Abstraktion als speichereffiziente induktive Verzerrung für kontinuierliches Lernen
Abstraction as a Memory-Efficient Inductive Bias for Continual Learning
March 17, 2026
Autoren: Elnaz Rahmati, Nona Ghazizadeh, Zhivar Sourati, Nina Rouhani, Morteza Dehghani
cs.AI
Zusammenfassung
Die reale Welt ist nicht-stationär und unendlich komplex, was von intelligenten Agenten verlangt, kontinuierlich zu lernen, ohne die prohibitiv hohen Kosten einer Neuanfangsschulung. Während Online-Continual-Learning einen Rahmen für diese Umgebung bietet, interferiert das Lernen neuer Informationen oft mit zuvor erworbenem Wissen, was zu Vergessen und verschlechterter Generalisierung führt. Um dies zu adressieren, schlagen wir Abstraktions-Augmentiertes Training (AAT) vor, eine modifizierte Loss-Funktion, die Modelle dazu anregt, die latente relationale Struktur zu erfassen, die Beispielen gemeinsam ist. Durch gemeinsame Optimierung konkreter Instanzen und ihrer abstrakten Repräsentationen führt AAT einen speichereffizienten induktiven Bias ein, der das Lernen in strengen Online-Datenströmen stabilisiert und die Notwendigkeit eines Replay-Buffers eliminiert.

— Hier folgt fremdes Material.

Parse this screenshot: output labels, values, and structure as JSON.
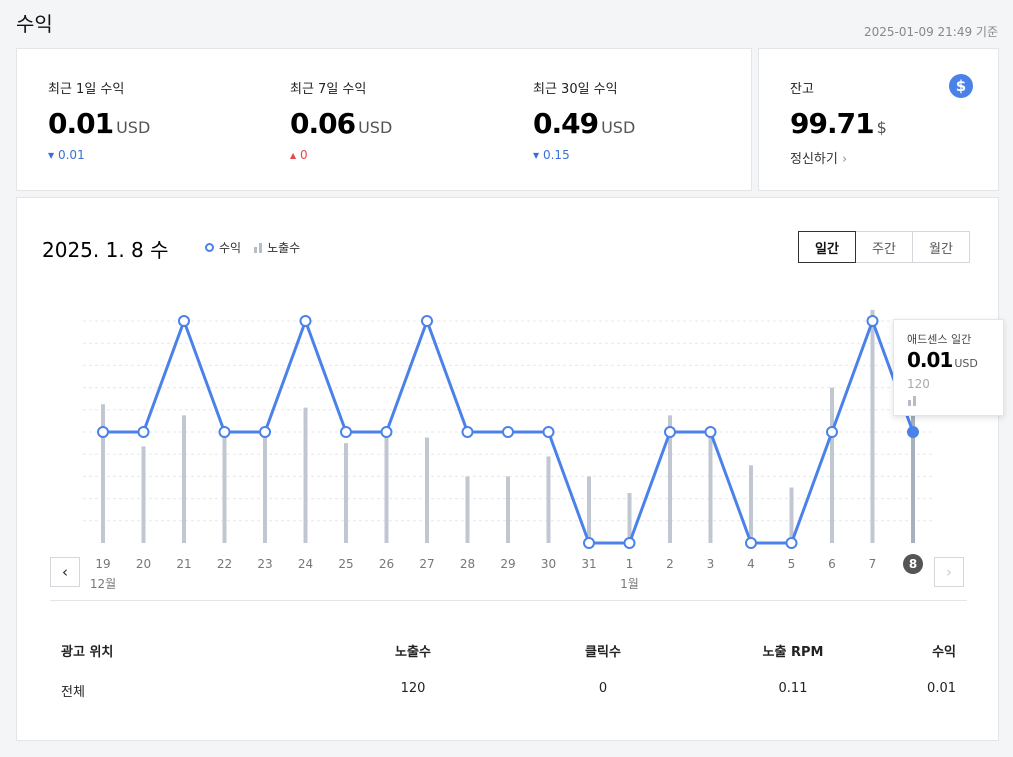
{
  "page": {
    "title": "수익",
    "timestamp": "2025-01-09 21:49 기준"
  },
  "summary": [
    {
      "label": "최근 1일 수익",
      "value": "0.01",
      "unit": "USD",
      "change_arrow": "▼",
      "change": "0.01",
      "direction": "down"
    },
    {
      "label": "최근 7일 수익",
      "value": "0.06",
      "unit": "USD",
      "change_arrow": "▲",
      "change": "0",
      "direction": "up"
    },
    {
      "label": "최근 30일 수익",
      "value": "0.49",
      "unit": "USD",
      "change_arrow": "▼",
      "change": "0.15",
      "direction": "down"
    }
  ],
  "balance": {
    "label": "잔고",
    "value": "99.71",
    "unit": "$",
    "settle_label": "정신하기",
    "icon": "dollar-icon",
    "icon_glyph": "$"
  },
  "chart_header": {
    "date": "2025. 1. 8 수",
    "legend_revenue": "수익",
    "legend_impressions": "노출수",
    "tabs": [
      "일간",
      "주간",
      "월간"
    ],
    "active_tab": 0
  },
  "tooltip": {
    "title": "애드센스 일간",
    "value": "0.01",
    "unit": "USD",
    "impressions": "120"
  },
  "colors": {
    "line": "#4a82ea",
    "bar": "#c1c7d1",
    "selected_bar": "#a8b0bd",
    "accent": "#4a82ea",
    "selected_badge": "#555555"
  },
  "chart_data": {
    "type": "line",
    "x": [
      "19",
      "20",
      "21",
      "22",
      "23",
      "24",
      "25",
      "26",
      "27",
      "28",
      "29",
      "30",
      "31",
      "1",
      "2",
      "3",
      "4",
      "5",
      "6",
      "7",
      "8"
    ],
    "month_labels": [
      {
        "index": 0,
        "text": "12월"
      },
      {
        "index": 13,
        "text": "1월"
      }
    ],
    "series": [
      {
        "name": "수익",
        "type": "line",
        "values": [
          0.01,
          0.01,
          0.02,
          0.01,
          0.01,
          0.02,
          0.01,
          0.01,
          0.02,
          0.01,
          0.01,
          0.01,
          0,
          0,
          0.01,
          0.01,
          0,
          0,
          0.01,
          0.02,
          0.01
        ]
      },
      {
        "name": "노출수",
        "type": "bar",
        "values": [
          125,
          87,
          115,
          100,
          100,
          122,
          90,
          98,
          95,
          60,
          60,
          78,
          60,
          45,
          115,
          100,
          70,
          50,
          140,
          210,
          120
        ]
      }
    ],
    "selected_index": 20,
    "revenue_range": [
      0,
      0.02
    ],
    "impressions_range": [
      0,
      200
    ],
    "grid": true
  },
  "table": {
    "headers": [
      "광고 위치",
      "노출수",
      "클릭수",
      "노출 RPM",
      "수익"
    ],
    "rows": [
      [
        "전체",
        "120",
        "0",
        "0.11",
        "0.01"
      ]
    ]
  },
  "nav": {
    "prev": "‹",
    "next": "›"
  }
}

Um die vielschichtige Natur der Abstraktion zu erfassen, führen wir AAT auf zwei Benchmarks ein und evaluieren es: einen kontrollierten relationalen Datensatz, bei dem Abstraktion durch Maskierung von Entitäten realisiert wird, und einen narrativen Datensatz, bei dem Abstraktion durch gemeinsame Sprichwörter ausgedrückt wird. Unsere Ergebnisse zeigen, dass AAT eine Leistung erzielt, die mit starken Experience-Replay(ER)-Baselines vergleichbar oder dieser überlegen ist, obwohl es keinen zusätzlichen Speicherbedarf hat und nur minimale Änderungen am Trainingsziel erfordert. Diese Arbeit unterstreicht strukturelle Abstraktion als leistungsstarke, speicherfreie Alternative zu ER.
English
The real world is non-stationary and infinitely complex, requiring intelligent agents to learn continually without the prohibitive cost of retraining from scratch. While online continual learning offers a framework for this setting, learning new information often interferes with previously acquired knowledge, causes forgetting and degraded generalization. To address this, we propose Abstraction-Augmented Training (AAT), a loss-level modification encouraging models to capture the latent relational structure shared across examples. By jointly optimizing over concrete instances and their abstract representations, AAT introduces a memory-efficient inductive bias that stabilizes learning in strictly online data streams, eliminating the need for a replay buffer. To capture the multi-faceted nature of abstraction, we introduce and evaluate AAT on two benchmarks: a controlled relational dataset where abstraction is realized through entity masking, and a narrative dataset where abstraction is expressed through shared proverbs. Our results show that AAT achieves performance comparable to or exceeding strong experience replay (ER) baselines, despite requiring zero additional memory and only minimal changes to the training objective. This work highlights structural abstraction as a powerful, memory-free alternative to ER.